Port State Control works this way. If you are an oil tanker
coming into the U.S. waters, you have to have on file with the
Coast Guard a certificate of financial responsibility,
insurance, that you have come in. In order to get the
insurance, you have to have a Classification Society go on
board and confirm that you live up to the international safety
standards. Then the Coast Guard spot checks when the ship comes
in to say, are you living up to--have you, based on its
expertise--was that inspection done with due diligence? If it
was not, the ship is held up. But every other ship that used
that classifier is also held up. That creates the incentive for
everybody to go to the top-shelf certifier.

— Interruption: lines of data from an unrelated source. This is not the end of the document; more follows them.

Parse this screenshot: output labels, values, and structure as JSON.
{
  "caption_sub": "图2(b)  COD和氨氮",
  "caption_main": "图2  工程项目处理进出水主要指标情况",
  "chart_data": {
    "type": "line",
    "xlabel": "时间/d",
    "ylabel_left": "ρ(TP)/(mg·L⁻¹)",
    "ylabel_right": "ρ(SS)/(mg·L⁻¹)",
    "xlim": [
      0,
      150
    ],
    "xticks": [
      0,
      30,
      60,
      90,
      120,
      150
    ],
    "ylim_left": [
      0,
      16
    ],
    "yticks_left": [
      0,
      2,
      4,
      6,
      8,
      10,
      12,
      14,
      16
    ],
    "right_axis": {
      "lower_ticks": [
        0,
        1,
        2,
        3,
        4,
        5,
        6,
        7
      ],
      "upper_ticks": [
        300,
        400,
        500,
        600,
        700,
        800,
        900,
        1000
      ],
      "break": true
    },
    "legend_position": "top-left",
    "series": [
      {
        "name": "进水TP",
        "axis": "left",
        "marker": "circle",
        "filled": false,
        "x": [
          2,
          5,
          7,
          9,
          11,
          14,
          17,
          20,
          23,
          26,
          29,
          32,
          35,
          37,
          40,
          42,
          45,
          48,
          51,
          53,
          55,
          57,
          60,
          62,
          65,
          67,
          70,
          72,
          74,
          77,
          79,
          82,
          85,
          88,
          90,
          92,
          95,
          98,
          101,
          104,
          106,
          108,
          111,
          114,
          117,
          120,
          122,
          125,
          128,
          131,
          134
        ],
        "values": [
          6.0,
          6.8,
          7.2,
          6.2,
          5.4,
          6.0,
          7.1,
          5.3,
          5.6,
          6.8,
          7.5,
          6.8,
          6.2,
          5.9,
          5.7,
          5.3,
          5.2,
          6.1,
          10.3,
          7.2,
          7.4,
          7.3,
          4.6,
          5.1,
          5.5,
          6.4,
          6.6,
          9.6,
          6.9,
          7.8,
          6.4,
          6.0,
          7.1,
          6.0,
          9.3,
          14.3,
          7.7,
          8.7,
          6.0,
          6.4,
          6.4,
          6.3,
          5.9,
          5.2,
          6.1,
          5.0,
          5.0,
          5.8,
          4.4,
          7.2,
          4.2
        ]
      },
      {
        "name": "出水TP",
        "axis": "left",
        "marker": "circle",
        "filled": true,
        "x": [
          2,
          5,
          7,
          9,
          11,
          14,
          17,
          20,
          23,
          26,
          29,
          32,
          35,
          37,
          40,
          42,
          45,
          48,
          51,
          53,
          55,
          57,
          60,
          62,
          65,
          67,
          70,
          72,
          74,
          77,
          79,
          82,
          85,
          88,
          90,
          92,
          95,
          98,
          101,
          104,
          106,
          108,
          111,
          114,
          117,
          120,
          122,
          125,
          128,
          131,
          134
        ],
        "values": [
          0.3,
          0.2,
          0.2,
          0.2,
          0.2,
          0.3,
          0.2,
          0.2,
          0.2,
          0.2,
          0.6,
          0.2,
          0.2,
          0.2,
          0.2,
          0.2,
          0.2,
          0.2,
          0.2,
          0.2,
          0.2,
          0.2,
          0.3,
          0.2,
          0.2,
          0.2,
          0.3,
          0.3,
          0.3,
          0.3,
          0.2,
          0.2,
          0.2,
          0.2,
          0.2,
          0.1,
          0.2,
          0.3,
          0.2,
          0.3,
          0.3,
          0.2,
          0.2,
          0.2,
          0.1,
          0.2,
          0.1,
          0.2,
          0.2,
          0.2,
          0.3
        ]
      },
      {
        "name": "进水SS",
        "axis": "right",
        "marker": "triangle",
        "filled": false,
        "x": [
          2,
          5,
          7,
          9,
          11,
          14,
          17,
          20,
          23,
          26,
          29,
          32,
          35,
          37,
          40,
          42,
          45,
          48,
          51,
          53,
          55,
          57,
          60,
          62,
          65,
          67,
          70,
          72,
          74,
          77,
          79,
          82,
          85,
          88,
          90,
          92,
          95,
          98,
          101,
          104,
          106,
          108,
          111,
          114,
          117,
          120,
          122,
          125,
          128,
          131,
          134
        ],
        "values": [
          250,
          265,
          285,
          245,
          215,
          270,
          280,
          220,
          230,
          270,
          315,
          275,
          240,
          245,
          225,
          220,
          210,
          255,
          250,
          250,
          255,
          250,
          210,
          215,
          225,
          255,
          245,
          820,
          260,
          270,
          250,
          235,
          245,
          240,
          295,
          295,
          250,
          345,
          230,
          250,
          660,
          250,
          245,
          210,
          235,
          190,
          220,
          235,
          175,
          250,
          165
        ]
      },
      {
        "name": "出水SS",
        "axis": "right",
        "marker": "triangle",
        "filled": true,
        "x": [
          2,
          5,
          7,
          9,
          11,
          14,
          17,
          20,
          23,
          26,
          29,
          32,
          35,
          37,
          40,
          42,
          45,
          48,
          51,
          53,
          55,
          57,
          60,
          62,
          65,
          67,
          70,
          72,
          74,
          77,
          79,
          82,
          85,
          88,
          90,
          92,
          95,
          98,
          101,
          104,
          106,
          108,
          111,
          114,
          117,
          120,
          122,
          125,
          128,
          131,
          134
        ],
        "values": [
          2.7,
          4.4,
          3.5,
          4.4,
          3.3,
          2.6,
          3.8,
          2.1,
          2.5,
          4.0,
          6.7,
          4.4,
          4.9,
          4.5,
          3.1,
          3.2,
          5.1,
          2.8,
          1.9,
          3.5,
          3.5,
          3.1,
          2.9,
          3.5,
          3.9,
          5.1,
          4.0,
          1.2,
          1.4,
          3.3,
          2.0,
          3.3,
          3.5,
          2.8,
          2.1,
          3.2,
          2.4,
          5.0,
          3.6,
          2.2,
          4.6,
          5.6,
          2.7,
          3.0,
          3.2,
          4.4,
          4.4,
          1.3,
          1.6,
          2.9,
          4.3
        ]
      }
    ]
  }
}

So there are ways in which the market can be used for
expertise and to validate. Now, clearly when it is a security
validation or a safety one, you need some liability protection,
and that is why there will have to be a robust oversight
process for this, as well.
But the only way to close the gap, I would argue, would be
to take this third-party model. Otherwise, it will be years and
years and as far as we can go.
Senator Coleman. And Mr. Stana, on behalf of the requestors
of your work, Chairman Collins, Senator Lieberman, myself, and
Senator Levin, I would ask you, and we will put this in
writing, but continue to follow up on this. I think this is
very important work, and I think we have made a lot of
progress.
And again, from the beginning, I have mentioned that we
need to applaud the efforts that have been taken. These are
steps in the right direction. My concern, though, is that there
are still significant vulnerabilities, and even in regard to
issues like validation and certification, I am not sure that we
are speaking the same language here. I think we have to be
speaking the same language so that we can have some consistent
levels of confidence that we are catching the problem before it
ultimately is a huge disaster.
I also noticed that Gene Aloise, the Director at GAO, who
led the team that produced the Megaports report is here and I
want to thank Gene for his efforts, and again, your entire
team.
I am going to keep the record open for 2 weeks. There is
additional information that we want. I want to thank everybody
for their testimony. This has been a very productive and very
informative hearing.
With that, this hearing is adjourned.